На следующий день по прибытии в госпиталь он обнаружил, что бумаги Эдуара лежат на нижней полке деревянного шкафчика, дверца которого открывалась и скрипела при малейшем сквозняке. Любой мог войти и прихватить бумаги – поди знай. Альбер решил переложить их в место понадежнее. Но, забрав холщовый мешок с личными вещами Эдуара, Альбер вынужден был признать в душе, что не захотел проделать это раньше, так как вряд ли бы устоял перед соблазном заглянуть туда. Он воздерживался из уважения к Эдуару, в этом состояла одна причина. Но была и другая. Это напомнило ему о матери. Мадам Майяр относилась к типу матерей-ищеек. В детстве Альбер проявлял чудеса изобретательности, стремясь скрыть свои довольно жалкие секреты, но мадам Майяр всегда находила и торжественно потрясала ими перед его носом, осыпая градом упреков. Была ли это фотография велосипедиста, вырезанная из «Иллюстрасьон», или несколько стихотворных строк, переписанных из антологии, или четыре шарика и большой шар, выигранные в лицее Субиз на перемене, любой секрет в ее глазах становился предательством. В такие исполненные вдохновения дни, размахивая фотографией сценки в кафе-кабаре, открыткой с деревом des Roches в Тонкине, подаренной соседом, она могла разразиться пламенным монологом, упоенно расписывая неблагодарность, присущую детям, а особенно ее сыну-эгоисту, и собственное горячее желание поскорее присоединиться к мужу, чтобы наконец обрести покой.

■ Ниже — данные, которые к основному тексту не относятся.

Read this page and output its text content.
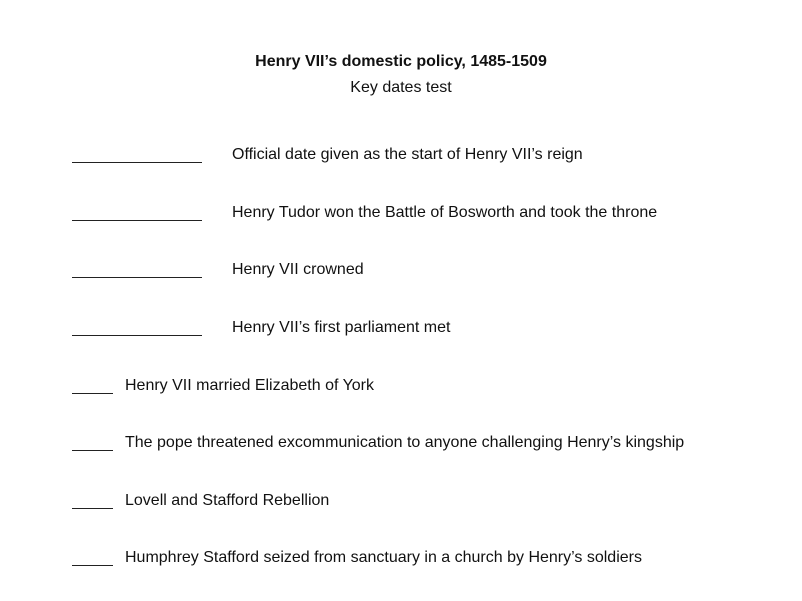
Henry VII’s domestic policy, 1485-1509
Key dates test
Official date given as the start of Henry VII’s reign
Henry Tudor won the Battle of Bosworth and took the throne
Henry VII crowned
Henry VII’s first parliament met
Henry VII married Elizabeth of York
The pope threatened excommunication to anyone challenging Henry’s kingship
Lovell and Stafford Rebellion
Humphrey Stafford seized from sanctuary in a church by Henry’s soldiers
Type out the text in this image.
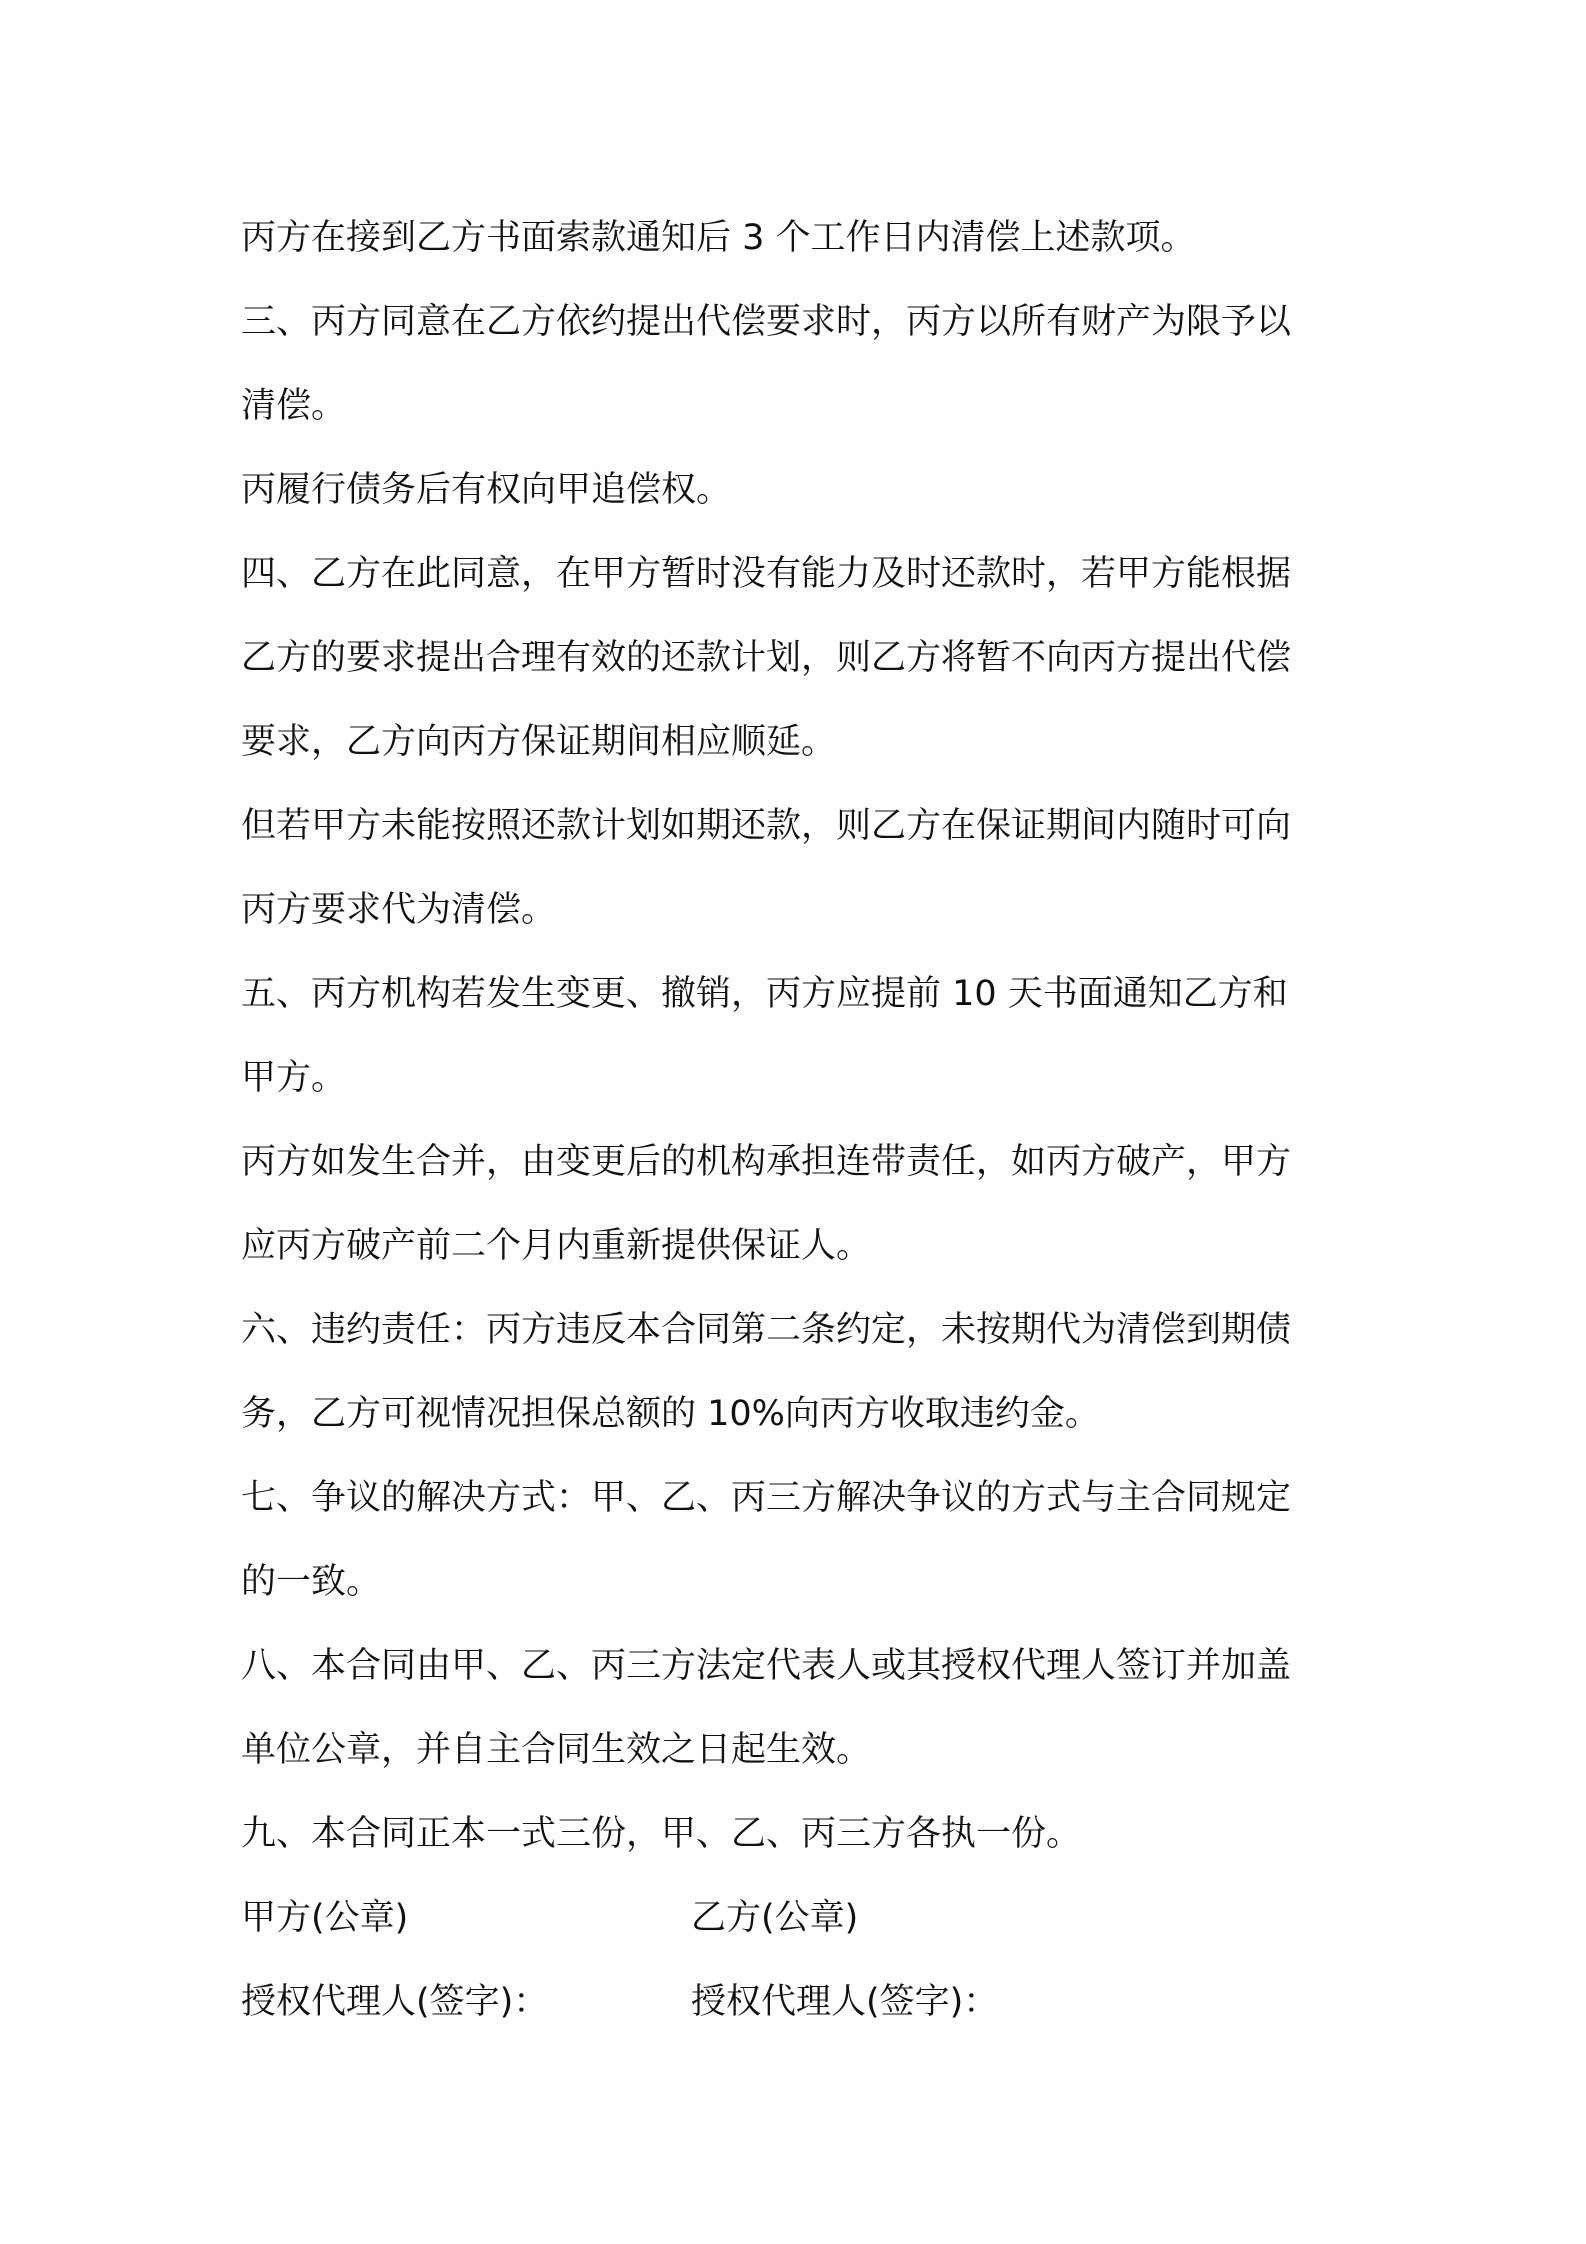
丙方在接到乙方书面索款通知后 3 个工作日内清偿上述款项。
三、丙方同意在乙方依约提出代偿要求时，丙方以所有财产为限予以
清偿。
丙履行债务后有权向甲追偿权。
四、乙方在此同意，在甲方暂时没有能力及时还款时，若甲方能根据
乙方的要求提出合理有效的还款计划，则乙方将暂不向丙方提出代偿
要求，乙方向丙方保证期间相应顺延。
但若甲方未能按照还款计划如期还款，则乙方在保证期间内随时可向
丙方要求代为清偿。
五、丙方机构若发生变更、撤销，丙方应提前 10 天书面通知乙方和
甲方。
丙方如发生合并，由变更后的机构承担连带责任，如丙方破产，甲方
应丙方破产前二个月内重新提供保证人。
六、违约责任：丙方违反本合同第二条约定，未按期代为清偿到期债
务，乙方可视情况担保总额的 10%向丙方收取违约金。
七、争议的解决方式：甲、乙、丙三方解决争议的方式与主合同规定
的一致。
八、本合同由甲、乙、丙三方法定代表人或其授权代理人签订并加盖
单位公章，并自主合同生效之日起生效。
九、本合同正本一式三份，甲、乙、丙三方各执一份。
甲方(公章)	乙方(公章)
授权代理人(签字)：	授权代理人(签字)：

Дальнейшее вам понятно.
Эти печальные воспоминания развеялись, когда Альбер, открыв холщовый мешок Эдуара, почти тотчас наткнулся на перетянутый резинкой блокнот в твердом переплете, явно много повидавший, где были сплошь рисунки, сделанные синим карандашом. Альбер попросту сел по-турецки рядом со скрипящим шкафчиком, совершенно загипнотизированный этими сценами: некоторые представляли собой беглые наброски, другие – тщательно проработанные рисунки, с глубокими тенями и плотной, как проливной дождь, штриховкой. Рисунки, всего около ста, были сделаны здесь, на фронте, в траншеях, и представляли различные моменты повседневной жизни: солдаты писали письма, курили, смеялись чьей-то шутке, готовились идти в атаку, перекусывали, пили и тому подобное. Наскоро проведенная линия превращалась в профиль усталого солдата, три штриха – и это уже лицо с заострившимися от усталости чертами и растерянными глазами; они пробирали до мурашек. Пустячок, рисованный на лету, мимоходом, мельчайший карандашный штрих улавливал самое существенное: страх и беспомощность, ожидание, упадок духа, бессилие; этот блокнот можно было назвать манифестом безысходности.
У Альбера, перелистывавшего блокнот, сжалось сердце. Ведь во всем этом смерти не было. Не было раненых. Не было трупов. Только живые. Это было тем ужаснее, что все эти картинки вопили об одном: эти люди умрут.
Страшно взволнованный, он сложил все назад в пакет.